By Wesley J. Smith, J.D., Special Consultant to the CBC

One of the big stories today in Australia is of a Melbourne woman who has announced that she is traveling to Thailand to have sex selection IVF because it is against the law in Australia. She just has to have a girl, don’t you know! From the story:

A MELBOURNE mum is so desperate to have a daughter she is travelling to Thailand so she can choose the sex of her next baby, frustrated at Australian medical authorities as they drag their feet over the issue. Already blessed with three boys – aged 5, 4, and 1 – the 36-year-old and her husband say they have been forced to sidestep Australian laws because they cannot wait for federal medical authorities to decide if they will overturn their ban on the practice. While she says her boys mean the world to her, the mother – who does not want to be identified for fear of reprisals against her family – will spend more than $15,000 to ensure she conceives a girl in a Bangkok clinic in the coming months.

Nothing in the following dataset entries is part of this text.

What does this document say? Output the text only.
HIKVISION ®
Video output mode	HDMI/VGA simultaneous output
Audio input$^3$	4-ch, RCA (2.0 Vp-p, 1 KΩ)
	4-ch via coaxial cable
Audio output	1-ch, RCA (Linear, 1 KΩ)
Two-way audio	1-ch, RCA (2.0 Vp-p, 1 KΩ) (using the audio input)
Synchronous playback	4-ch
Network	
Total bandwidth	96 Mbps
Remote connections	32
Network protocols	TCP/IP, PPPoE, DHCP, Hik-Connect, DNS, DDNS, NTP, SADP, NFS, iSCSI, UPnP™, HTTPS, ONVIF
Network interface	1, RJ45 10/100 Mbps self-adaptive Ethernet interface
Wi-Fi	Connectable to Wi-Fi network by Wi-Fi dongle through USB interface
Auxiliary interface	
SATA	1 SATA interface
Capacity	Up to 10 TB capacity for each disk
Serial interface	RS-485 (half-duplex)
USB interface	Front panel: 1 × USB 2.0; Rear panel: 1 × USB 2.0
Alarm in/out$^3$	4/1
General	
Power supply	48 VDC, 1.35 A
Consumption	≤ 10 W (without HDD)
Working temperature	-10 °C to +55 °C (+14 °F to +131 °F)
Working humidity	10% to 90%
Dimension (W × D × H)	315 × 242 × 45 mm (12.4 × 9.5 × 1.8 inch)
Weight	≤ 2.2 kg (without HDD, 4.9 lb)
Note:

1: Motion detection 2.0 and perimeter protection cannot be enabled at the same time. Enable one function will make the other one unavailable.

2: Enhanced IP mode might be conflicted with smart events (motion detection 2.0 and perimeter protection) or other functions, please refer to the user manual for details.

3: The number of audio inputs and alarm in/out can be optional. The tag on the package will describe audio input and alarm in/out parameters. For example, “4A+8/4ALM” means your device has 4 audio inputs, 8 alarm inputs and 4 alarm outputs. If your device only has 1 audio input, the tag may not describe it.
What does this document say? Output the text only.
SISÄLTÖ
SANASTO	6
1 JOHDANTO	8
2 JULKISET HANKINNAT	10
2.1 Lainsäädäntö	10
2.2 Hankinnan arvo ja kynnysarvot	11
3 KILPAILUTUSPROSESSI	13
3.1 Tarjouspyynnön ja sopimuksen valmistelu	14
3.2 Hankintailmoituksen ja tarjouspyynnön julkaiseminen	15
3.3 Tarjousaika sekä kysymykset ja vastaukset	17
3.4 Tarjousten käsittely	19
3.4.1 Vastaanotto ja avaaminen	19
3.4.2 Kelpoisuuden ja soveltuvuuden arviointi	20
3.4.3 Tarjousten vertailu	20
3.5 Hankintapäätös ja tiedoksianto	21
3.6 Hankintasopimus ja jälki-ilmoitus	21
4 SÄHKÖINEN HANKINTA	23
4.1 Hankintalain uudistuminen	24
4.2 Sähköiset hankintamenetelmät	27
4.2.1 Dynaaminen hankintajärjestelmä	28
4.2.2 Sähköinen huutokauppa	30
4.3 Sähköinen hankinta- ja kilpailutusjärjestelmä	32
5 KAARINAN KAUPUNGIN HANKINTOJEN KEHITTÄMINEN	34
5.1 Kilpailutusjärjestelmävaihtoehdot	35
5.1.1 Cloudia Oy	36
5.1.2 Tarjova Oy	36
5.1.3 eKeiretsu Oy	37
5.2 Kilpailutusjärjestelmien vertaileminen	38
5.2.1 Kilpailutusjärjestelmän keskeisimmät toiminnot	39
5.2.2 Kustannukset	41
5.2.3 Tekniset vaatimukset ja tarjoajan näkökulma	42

Of course, this means the male embryonic brothers of those treasured boys will be tossed out with the other medical waste. So, in this case, a Y chromosome is a deadly defect. But after all, it is all about entitlement:

We have all this technology available now and we don’t need to use it open-slather, but I think we do need to use it with parameters, with doctors involved, to enhance our lives.

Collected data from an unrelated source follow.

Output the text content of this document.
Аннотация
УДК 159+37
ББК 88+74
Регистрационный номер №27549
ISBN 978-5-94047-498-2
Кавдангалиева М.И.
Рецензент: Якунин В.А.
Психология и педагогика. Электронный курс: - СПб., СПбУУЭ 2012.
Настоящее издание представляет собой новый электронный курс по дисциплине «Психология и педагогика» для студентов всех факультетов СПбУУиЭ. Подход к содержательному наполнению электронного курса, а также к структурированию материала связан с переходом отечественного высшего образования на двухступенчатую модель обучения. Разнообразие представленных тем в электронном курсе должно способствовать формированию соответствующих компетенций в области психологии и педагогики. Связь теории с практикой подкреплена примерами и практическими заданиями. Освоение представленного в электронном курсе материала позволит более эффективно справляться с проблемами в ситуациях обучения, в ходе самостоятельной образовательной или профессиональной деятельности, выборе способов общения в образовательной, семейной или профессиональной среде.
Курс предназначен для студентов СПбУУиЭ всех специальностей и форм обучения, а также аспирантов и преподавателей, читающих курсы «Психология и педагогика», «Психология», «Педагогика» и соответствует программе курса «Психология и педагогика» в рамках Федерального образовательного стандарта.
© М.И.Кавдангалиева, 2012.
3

Proper parameters? She’s circumventing legal parameters by leaving Australia for Thailand because she wants what she wants.

Increasingly, IVF is not about treating infertility, but about reducing reproduction to a crass consumer activity akin to choosing a breed of dog or model of flat screen television. This is objectification pure and simple. When we believe we are entitled not just to a child but to the kind of child we want, it strikes a body blow against unconditional love–because by definition, it isn’t. Of course, the point of telling the media about the “mum’s” plans was to promote that very outcome.